Q: What will your investment strategy prioritize this year? Why?

Mao Chengyu: Over the past nine years, we've invested in over 100 companies in the digitalization space. More than a dozen have grown from valuations of $20–30 million at our initial investment to unicorn status or $2–3 billion, such as MiniMax and PingCAP.

First, because Yunqi focuses on early-to-mid-stage investments, whether a company's valuation surges to $3 billion or falls back to $1 billion, we're still "above water" — meaning our paper valuations fluctuate significantly. There's a major difference between China and the US: when the US market cools, down rounds are accepted. This is because US companies have higher labor costs and relatively greater cash needs. China doesn't have the same down round culture, which creates many complications. Generally, companies avoid down rounds unless absolutely necessary. Also, with relatively lower labor costs, if a company raises $100 million, it can sustain itself for two to three years.

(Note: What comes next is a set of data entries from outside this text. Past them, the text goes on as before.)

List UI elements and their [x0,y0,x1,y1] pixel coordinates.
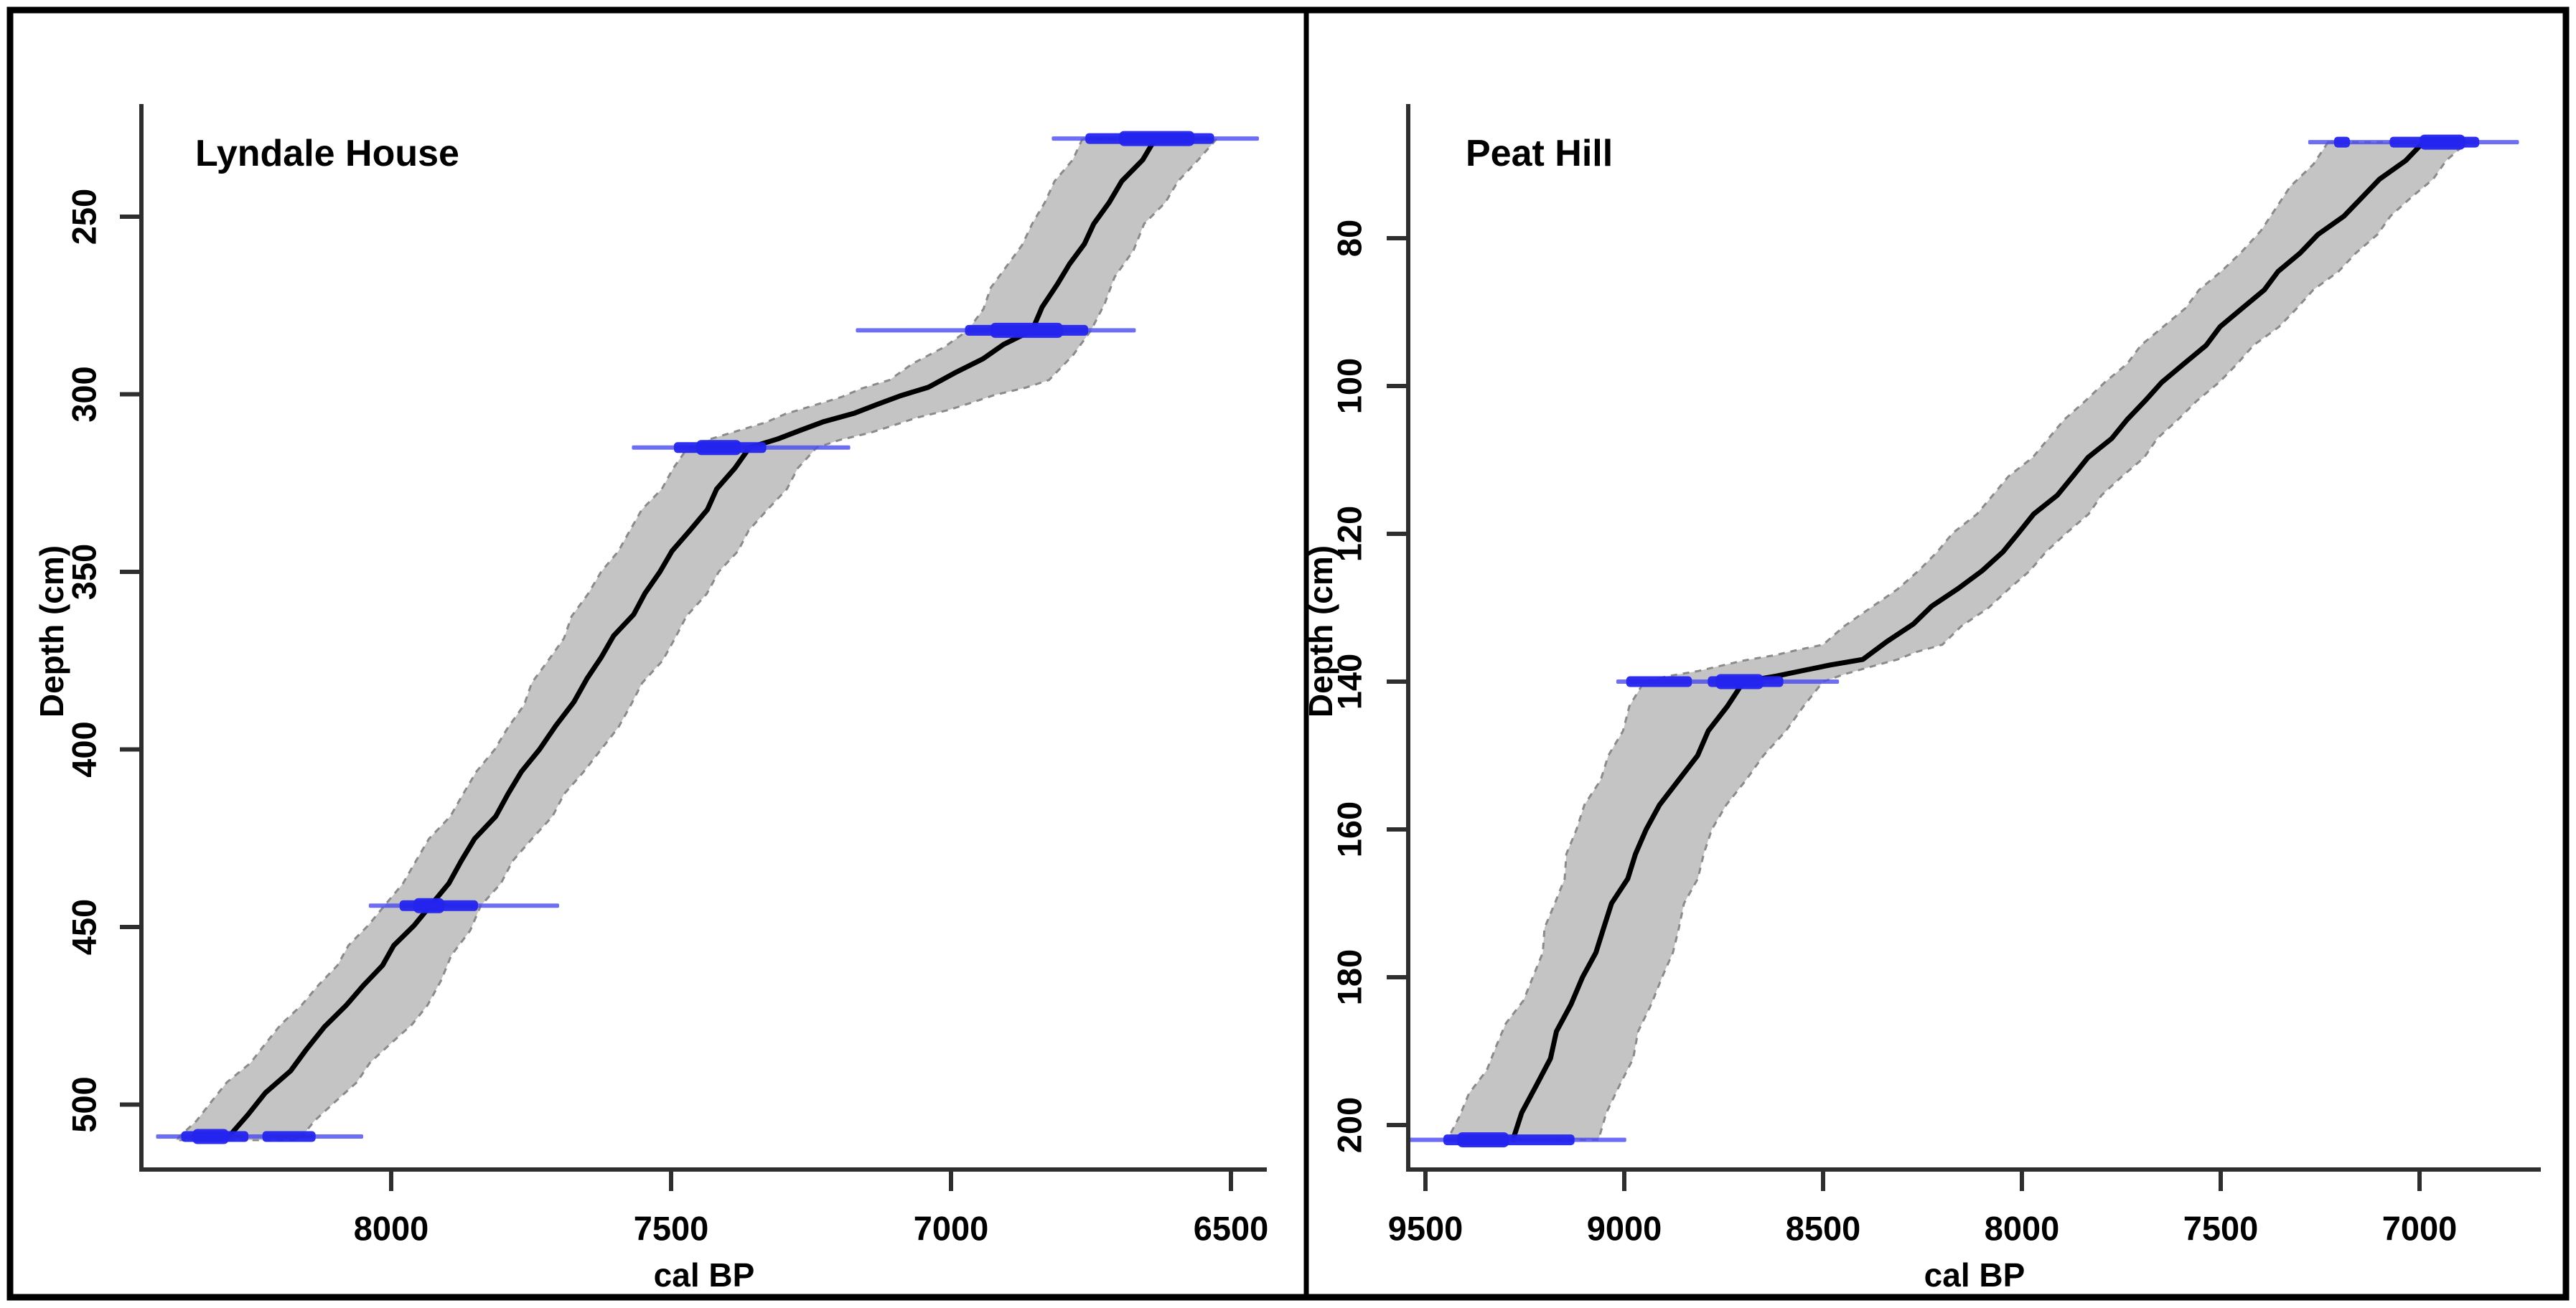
peat-hill-y-tick-label: 100 [1331,358,1369,414]
lyndale-house-x-tick-label: 6500 [1194,1210,1269,1248]
peat-hill-y-tick-label: 120 [1331,506,1369,562]
panel-title-peat-hill: Peat Hill [1466,133,1613,174]
lyndale-house-confidence-envelope [172,137,1219,1142]
lyndale-house-y-tick-label: 250 [65,189,103,245]
peat-hill-date-1-distribution-peak [1715,674,1764,690]
lyndale-house-date-1-distribution-peak [990,322,1063,338]
peat-hill-y-tick-label: 80 [1331,220,1369,257]
lyndale-house-median-line [226,136,1158,1139]
peat-hill-y-tick-label: 160 [1331,801,1369,857]
lyndale-house-y-tick-label: 350 [65,544,103,600]
lyndale-house-y-tick-label: 300 [65,366,103,422]
panel-title-lyndale-house: Lyndale House [195,133,459,174]
lyndale-house-x-tick-label: 7000 [914,1210,989,1248]
y-axis-label-right: Depth (cm) [1302,545,1339,718]
peat-hill-x-tick-label: 9000 [1587,1210,1662,1248]
peat-hill-y-tick-label: 140 [1331,654,1369,710]
lyndale-house-date-0-distribution-peak [1119,131,1195,146]
peat-hill-y-tick-label: 200 [1331,1097,1369,1153]
peat-hill-date-1-distribution [1626,676,1692,687]
lyndale-house-date-4-distribution-peak [192,1129,229,1144]
lyndale-house-date-2-distribution-peak [696,440,741,456]
lyndale-house-x-tick-label: 7500 [634,1210,709,1248]
peat-hill-x-tick-label: 7500 [2183,1210,2259,1248]
lyndale-house-y-tick-label: 500 [65,1076,103,1132]
y-axis-label-left: Depth (cm) [33,545,70,718]
peat-hill-median-line [1510,139,2426,1143]
peat-hill-x-tick-label: 8500 [1786,1210,1861,1248]
x-axis-label-left: cal BP [653,1256,755,1294]
peat-hill-date-2-distribution-peak [1457,1132,1509,1148]
lyndale-house-x-tick-label: 8000 [354,1210,429,1248]
figure-border [6,6,2570,1301]
lyndale-house-y-tick-label: 450 [65,899,103,955]
peat-hill-confidence-envelope [1446,141,2470,1142]
lyndale-house-date-3-distribution-peak [413,898,445,913]
peat-hill-y-tick-label: 180 [1331,949,1369,1005]
peat-hill-date-0-distribution [2333,136,2351,148]
peat-hill-x-tick-label: 8000 [1985,1210,2060,1248]
peat-hill-x-tick-label: 7000 [2382,1210,2458,1248]
lyndale-house-y-tick-label: 400 [65,721,103,777]
lyndale-house-date-4-distribution [262,1131,316,1142]
peat-hill-date-0-distribution-peak [2420,134,2465,150]
peat-hill-x-tick-label: 9500 [1388,1210,1463,1248]
x-axis-label-right: cal BP [1924,1256,2025,1294]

Many of the software companies we've backed raise every two to three years, with roughly 50% business growth each round. The advantage of B2B companies is that once they become industry leaders, revenue grows in a stable, linear fashion. This is our most important advice for most software companies in the current environment — the essence is having stable business growth.

From an investment perspective, the US is investing heavily in data and models. China's development landscape is more diverse and hybrid, with more industries — models, workflows, and data are all being invested in, and all present opportunities. We need to see US technology trends and history, while also understanding China's national conditions and various industries — combining both is how you truly find good companies. After investing, the priority is that the company's business can grow stably and build core competitive moats.